Some limitations of our study should be noted. First, our results are based on a survey sample of parents and their children who agreed to complete an online questionnaire. However, self-selection bias can hardly be avoided in this kind of study. Second, we lack information on the time of enrollment of the child in the HC, the period of treatment in the HC, and the time between treatment in the HC and data collection, all three factors, which might affect HRQoL and might introduce recall bias. Unfortunately, we do not have any data about the exact date, when the intervention had been conducted and about the timeframe between consultations at a pediatrician’s practice and the completion of the questionnaire. The reason was that we identified eligible children based on billing data in the health insurance records. However, billing data was available with a delay of up to six months. Nevertheless, we belief that the HC does not have immediate effects on HRQoL and rather expect the change to happen over the time of the one year follow-up.

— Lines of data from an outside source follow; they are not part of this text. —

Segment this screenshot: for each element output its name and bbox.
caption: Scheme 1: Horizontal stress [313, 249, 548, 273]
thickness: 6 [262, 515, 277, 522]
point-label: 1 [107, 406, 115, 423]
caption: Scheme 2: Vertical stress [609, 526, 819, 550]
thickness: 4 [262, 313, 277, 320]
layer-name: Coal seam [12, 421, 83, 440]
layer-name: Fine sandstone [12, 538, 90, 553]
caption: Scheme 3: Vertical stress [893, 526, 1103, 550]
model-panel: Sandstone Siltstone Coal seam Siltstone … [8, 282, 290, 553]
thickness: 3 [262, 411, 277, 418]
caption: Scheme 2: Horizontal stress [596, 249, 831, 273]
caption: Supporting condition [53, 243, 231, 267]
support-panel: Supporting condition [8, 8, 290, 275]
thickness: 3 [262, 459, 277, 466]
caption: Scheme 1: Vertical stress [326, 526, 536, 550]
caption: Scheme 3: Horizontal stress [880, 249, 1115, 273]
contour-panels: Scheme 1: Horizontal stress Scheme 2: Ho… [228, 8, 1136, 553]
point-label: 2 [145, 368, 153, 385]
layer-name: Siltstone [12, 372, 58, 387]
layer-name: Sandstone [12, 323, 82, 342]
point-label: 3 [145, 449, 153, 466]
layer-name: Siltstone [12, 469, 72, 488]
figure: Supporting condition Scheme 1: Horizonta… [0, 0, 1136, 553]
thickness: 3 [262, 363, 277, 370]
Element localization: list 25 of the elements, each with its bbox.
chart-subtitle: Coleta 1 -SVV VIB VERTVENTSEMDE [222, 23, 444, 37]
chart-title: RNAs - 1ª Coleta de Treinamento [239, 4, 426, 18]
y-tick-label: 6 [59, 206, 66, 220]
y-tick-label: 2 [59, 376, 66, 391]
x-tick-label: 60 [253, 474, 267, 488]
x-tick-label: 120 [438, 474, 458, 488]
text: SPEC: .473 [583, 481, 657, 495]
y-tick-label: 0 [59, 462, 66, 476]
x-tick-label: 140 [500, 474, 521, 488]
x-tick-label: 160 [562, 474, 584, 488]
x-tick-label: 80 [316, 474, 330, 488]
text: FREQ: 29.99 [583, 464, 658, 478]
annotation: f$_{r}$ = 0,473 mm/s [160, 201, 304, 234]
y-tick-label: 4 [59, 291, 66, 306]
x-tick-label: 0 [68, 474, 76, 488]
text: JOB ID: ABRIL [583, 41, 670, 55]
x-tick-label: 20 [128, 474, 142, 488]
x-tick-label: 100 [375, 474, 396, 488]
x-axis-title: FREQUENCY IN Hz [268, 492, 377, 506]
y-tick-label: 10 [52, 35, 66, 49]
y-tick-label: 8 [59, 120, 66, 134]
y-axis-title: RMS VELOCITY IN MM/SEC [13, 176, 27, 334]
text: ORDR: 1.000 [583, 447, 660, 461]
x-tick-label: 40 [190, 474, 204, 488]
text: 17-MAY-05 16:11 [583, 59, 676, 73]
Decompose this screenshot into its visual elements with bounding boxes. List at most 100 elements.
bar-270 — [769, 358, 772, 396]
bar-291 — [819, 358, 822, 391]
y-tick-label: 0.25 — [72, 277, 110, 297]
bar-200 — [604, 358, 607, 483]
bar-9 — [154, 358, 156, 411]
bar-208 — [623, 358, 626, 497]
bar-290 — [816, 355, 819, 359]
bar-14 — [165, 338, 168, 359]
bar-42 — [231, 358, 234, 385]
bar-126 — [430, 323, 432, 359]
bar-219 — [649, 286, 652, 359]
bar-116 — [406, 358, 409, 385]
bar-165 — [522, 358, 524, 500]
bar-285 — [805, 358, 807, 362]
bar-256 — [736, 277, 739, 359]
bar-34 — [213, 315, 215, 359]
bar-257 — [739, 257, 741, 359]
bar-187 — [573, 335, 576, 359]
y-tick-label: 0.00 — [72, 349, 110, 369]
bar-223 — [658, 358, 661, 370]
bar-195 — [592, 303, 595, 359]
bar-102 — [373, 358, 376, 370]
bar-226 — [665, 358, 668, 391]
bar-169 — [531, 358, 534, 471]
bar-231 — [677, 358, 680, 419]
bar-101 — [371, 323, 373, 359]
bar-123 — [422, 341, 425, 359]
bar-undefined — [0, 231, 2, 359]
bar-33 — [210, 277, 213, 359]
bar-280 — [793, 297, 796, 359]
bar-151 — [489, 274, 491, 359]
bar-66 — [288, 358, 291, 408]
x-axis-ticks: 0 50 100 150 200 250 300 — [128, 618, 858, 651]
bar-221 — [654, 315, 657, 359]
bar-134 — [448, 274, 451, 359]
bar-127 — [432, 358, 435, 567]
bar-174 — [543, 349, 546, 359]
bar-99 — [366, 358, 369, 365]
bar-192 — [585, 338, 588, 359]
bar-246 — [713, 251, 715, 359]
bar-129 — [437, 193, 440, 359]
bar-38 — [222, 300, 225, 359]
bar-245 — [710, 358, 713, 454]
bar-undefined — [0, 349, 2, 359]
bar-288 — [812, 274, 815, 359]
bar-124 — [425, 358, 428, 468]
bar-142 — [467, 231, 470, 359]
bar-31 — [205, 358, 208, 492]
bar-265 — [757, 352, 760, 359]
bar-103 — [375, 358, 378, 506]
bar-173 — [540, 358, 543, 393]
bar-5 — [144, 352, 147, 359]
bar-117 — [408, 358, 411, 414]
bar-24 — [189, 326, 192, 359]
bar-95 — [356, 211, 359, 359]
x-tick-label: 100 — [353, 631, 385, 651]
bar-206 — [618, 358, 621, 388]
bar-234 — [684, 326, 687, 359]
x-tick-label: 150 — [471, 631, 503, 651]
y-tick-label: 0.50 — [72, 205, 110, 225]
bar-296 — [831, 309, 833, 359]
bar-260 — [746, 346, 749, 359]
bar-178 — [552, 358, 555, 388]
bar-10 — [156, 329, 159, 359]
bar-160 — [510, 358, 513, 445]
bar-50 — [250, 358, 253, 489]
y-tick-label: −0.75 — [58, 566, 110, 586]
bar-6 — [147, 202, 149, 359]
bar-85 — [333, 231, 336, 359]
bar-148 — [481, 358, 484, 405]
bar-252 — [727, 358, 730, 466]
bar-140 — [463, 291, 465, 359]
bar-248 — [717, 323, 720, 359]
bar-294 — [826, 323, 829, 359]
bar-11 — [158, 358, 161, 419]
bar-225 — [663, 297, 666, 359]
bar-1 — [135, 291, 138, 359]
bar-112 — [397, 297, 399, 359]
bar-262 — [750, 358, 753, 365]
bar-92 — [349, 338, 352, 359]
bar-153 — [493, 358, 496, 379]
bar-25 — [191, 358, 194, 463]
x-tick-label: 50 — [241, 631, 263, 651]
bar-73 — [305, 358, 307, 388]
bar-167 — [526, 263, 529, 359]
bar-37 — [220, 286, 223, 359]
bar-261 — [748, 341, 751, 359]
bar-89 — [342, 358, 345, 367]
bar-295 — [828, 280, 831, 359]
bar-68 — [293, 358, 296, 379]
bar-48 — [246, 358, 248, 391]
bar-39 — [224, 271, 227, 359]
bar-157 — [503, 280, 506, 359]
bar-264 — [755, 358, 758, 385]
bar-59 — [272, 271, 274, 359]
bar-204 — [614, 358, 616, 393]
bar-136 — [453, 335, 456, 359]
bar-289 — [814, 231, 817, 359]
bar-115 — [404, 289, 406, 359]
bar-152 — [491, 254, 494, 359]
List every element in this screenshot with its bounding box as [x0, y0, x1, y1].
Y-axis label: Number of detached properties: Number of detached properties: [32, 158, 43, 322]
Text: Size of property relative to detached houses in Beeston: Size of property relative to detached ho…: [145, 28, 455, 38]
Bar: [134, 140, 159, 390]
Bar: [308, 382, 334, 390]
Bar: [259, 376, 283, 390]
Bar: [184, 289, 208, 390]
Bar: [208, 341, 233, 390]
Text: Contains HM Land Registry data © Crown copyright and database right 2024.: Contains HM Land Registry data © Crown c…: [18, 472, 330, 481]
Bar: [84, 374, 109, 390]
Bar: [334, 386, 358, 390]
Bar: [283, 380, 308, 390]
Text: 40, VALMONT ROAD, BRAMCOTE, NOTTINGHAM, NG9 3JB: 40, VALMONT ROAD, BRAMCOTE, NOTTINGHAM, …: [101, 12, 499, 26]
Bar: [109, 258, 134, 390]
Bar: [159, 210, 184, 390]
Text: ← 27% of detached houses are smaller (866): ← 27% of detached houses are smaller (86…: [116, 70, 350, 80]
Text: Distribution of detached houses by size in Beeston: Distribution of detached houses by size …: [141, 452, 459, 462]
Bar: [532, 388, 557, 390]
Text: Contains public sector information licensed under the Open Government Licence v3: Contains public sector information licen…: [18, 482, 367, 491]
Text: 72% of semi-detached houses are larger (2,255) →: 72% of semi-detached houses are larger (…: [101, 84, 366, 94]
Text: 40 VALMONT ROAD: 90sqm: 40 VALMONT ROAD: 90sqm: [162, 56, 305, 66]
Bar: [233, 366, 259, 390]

Third, given the character of the study, there was no random allocation to groups and the diagnoses groups were not balanced. Yet, we used propensity scores to reduce the effect of selection bias and compensate that there was no randomization. We were only able to analyze children already enrolled in a prevention program, therefore, any comparison to usual care has to be considered with caution. Forth, we lack of information on pediatricians program fidelity and the ability to cluster results by pediatrician as we do not have identifying data. Lastly, there are some known limitations in the measurement of HRQoL in children with MHP under eight years of age, likewise, the use of proxy versions might only be an approximation of the child´s HRQoL [66].

Conclusion

This study made an attempt to verify the positive impact of this program that was found in a qualitative study with parents and other stakeholders [23]. Also, implementation of the program was found to be cost-neutral, which indicates that enrolled children caused less health care costs while effects were similar to usual care [24]. Although we could not show any quantitative effects, the approach of the HC may still be valid and improve health care of children and adolescents with MHP and should be evaluated in a more general population.